Building on the new NHS Long Term Workforce Plan, this isn’t about adding workload to an already overstretched health system, but about doing things a little differently and together.
We’ve been listening to partners and feel there are key opportunities that can help create the right conditions for enabling positive change. These include:
- A clear, accountable leadership – nationally and locally – that, through a cross-sectoral and collaborative approach, positions physical activity as key to supporting health and care agendas and priorities. This includes a focus on preventative health, but woven into all policies that aspire to improve our health and wellbeing.
- A health and care system that prioritises physical activity as part of and alongside routine care, recognising physical inactivity as a key risk factor for poor health, and taking a systematic approach to identifying and supporting inactive patients. This includes enabling all current and future healthcare professionals to value physical activity and to feel confident in delivering evidence-based, personalised advice, and building trusted relationships and pathways between health and physical activity.

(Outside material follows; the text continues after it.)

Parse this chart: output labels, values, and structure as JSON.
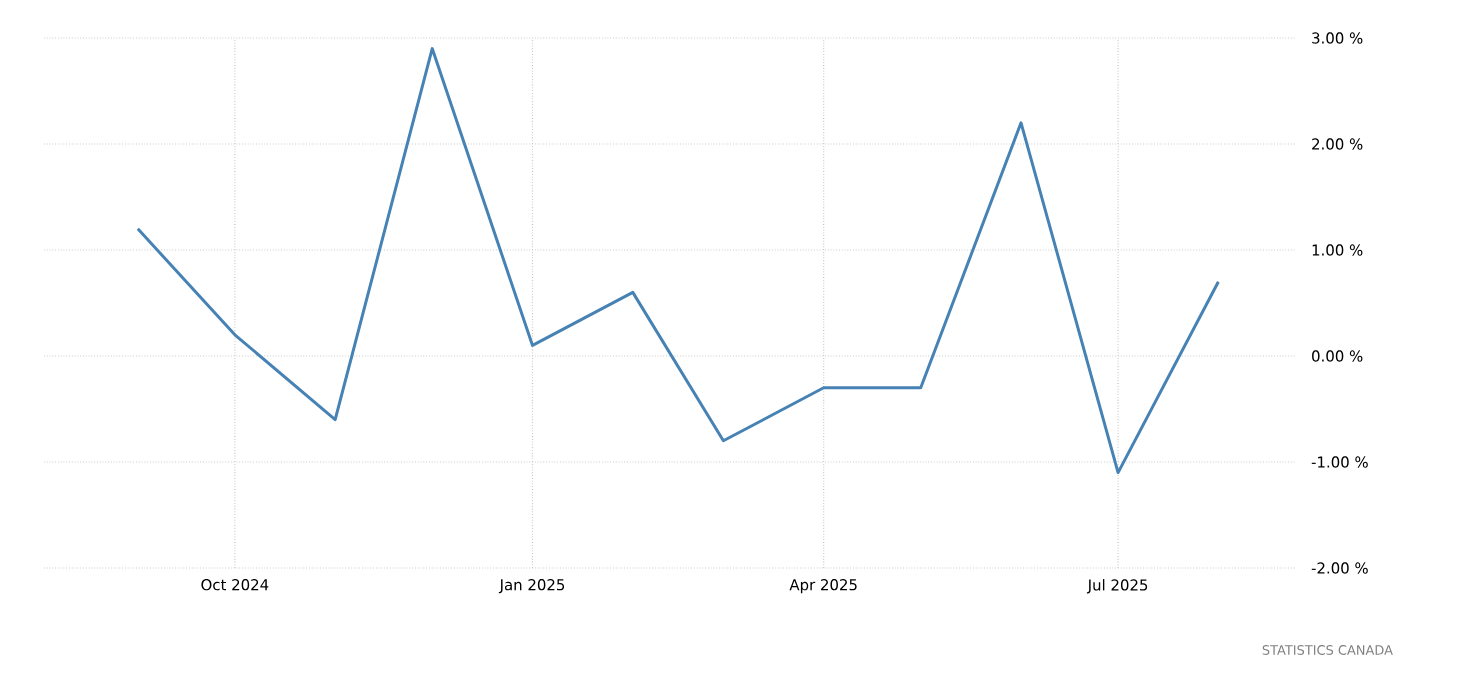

- Supporting the wider determinants of health through greater promotion, protection and utilisation of green spaces, using active design to support active travel, and the integration of physical activity into government commissioning frameworks for children, young people and families.
The NHS is part of who we are as a country. It’s part of our identity.
By reframing physical activity as part of our health and care system, we can all work to support the NHS, helping it to overcome its challenges (our challenges) so that in return it can keep helping us for another 75 years - and beyond.